A 1995 graduate of the University of Missouri School of Journalism (my alma mater), Timpone is not the only product of that fine facility who believes that journalists should keep certain things secret. Kathy Bernard is a 1982 graduate who drifted into career counseling and now runs a website, getajobtips.com.

Her clients are not all journalists, but journalism is the archetypal example of an upended workplace whose veterans are tossed out of work, find themselves marginally qualified for the new jobs that pop up, and don’t even know how to apply for them. “There’s very little human interactivity,” says Bernard. “You apply online. The companies use keyword software, and if you don’t have those keywords in your resume you may be rejected with no human being ever looking at your application. It used to be that people who were gung ho would walk their resumes into a place to apply for a job. Now I’ve interviewed recruiters who say they find it creepy.”
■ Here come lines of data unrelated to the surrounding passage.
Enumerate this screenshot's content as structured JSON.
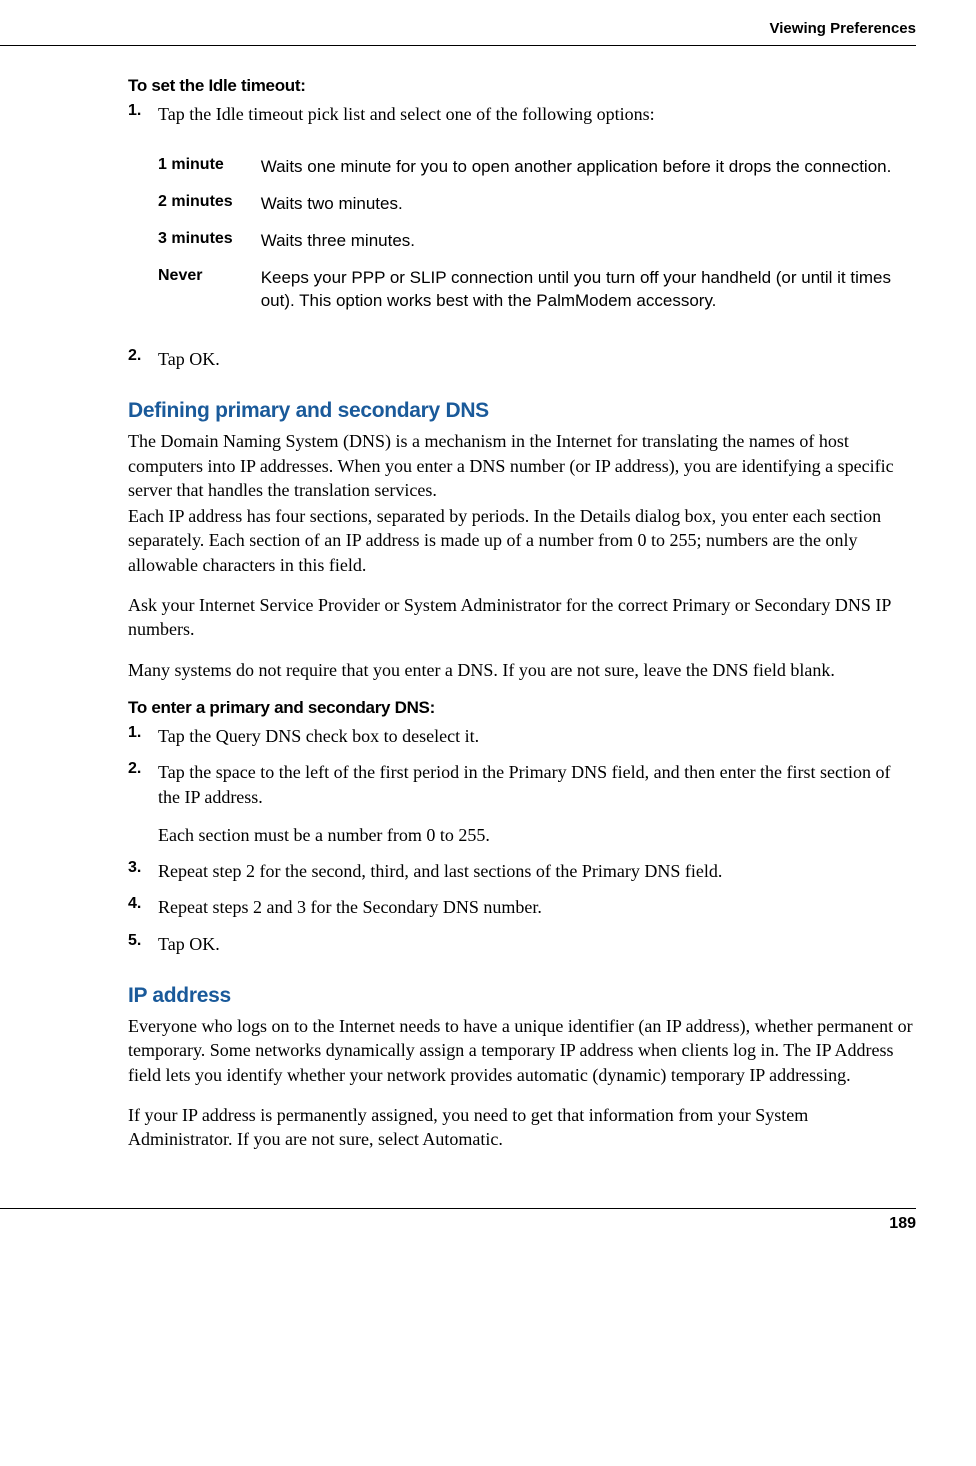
{
  "header": {
    "title": "Viewing Preferences"
  },
  "idle_timeout": {
    "heading": "To set the Idle timeout:",
    "step1_num": "1.",
    "step1_text": "Tap the Idle timeout pick list and select one of the following options:",
    "options": [
      {
        "label": "1 minute",
        "desc": "Waits one minute for you to open another application before it drops the connection."
      },
      {
        "label": "2 minutes",
        "desc": "Waits two minutes."
      },
      {
        "label": "3 minutes",
        "desc": "Waits three minutes."
      },
      {
        "label": "Never",
        "desc": "Keeps your PPP or SLIP connection until you turn off your handheld (or until it times out). This option works best with the PalmModem accessory."
      }
    ],
    "step2_num": "2.",
    "step2_text": "Tap OK."
  },
  "dns": {
    "heading": "Defining primary and secondary DNS",
    "para1": "The Domain Naming System (DNS) is a mechanism in the Internet for translating the names of host computers into IP addresses. When you enter a DNS number (or IP address), you are identifying a specific server that handles the translation services.",
    "para2": "Each IP address has four sections, separated by periods. In the Details dialog box, you enter each section separately. Each section of an IP address is made up of a number from 0 to 255; numbers are the only allowable characters in this field.",
    "para3": "Ask your Internet Service Provider or System Administrator for the correct Primary or Secondary DNS IP numbers.",
    "para4": "Many systems do not require that you enter a DNS. If you are not sure, leave the DNS field blank.",
    "subheading": "To enter a primary and secondary DNS:",
    "steps": [
      {
        "num": "1.",
        "text": "Tap the Query DNS check box to deselect it."
      },
      {
        "num": "2.",
        "text": "Tap the space to the left of the first period in the Primary DNS field, and then enter the first section of the IP address.",
        "sub": "Each section must be a number from 0 to 255."
      },
      {
        "num": "3.",
        "text": "Repeat step 2 for the second, third, and last sections of the Primary DNS field."
      },
      {
        "num": "4.",
        "text": "Repeat steps 2 and 3 for the Secondary DNS number."
      },
      {
        "num": "5.",
        "text": "Tap OK."
      }
    ]
  },
  "ip": {
    "heading": "IP address",
    "para1": "Everyone who logs on to the Internet needs to have a unique identifier (an IP address), whether permanent or temporary. Some networks dynamically assign a temporary IP address when clients log in. The IP Address field lets you identify whether your network provides automatic (dynamic) temporary IP addressing.",
    "para2": "If your IP address is permanently assigned, you need to get that information from your System Administrator. If you are not sure, select Automatic."
  },
  "footer": {
    "page": "189"
  }
}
This journalist had a good writing job at a Chicago daily until she was laid off a few years ago, and then she learned a bitter lesson: “Your brand is everything,” she tells me. “And your brand is created by what you produce.” Your next employer will google you to see if you’re real, so “create some kind of backup system for saving your best work digitally so it can be captured by Google.” Her work wasn’t.

I don’t know. Names are changed, hair is dyed, ages are hidden, experience is concealed, and the old-fashioned talents we’re most proud of go unmentioned, because that’s the way the cradle robbers want it. Forget his sexuality—Anderson Cooper flaunts his gray hair. Give the man some credit!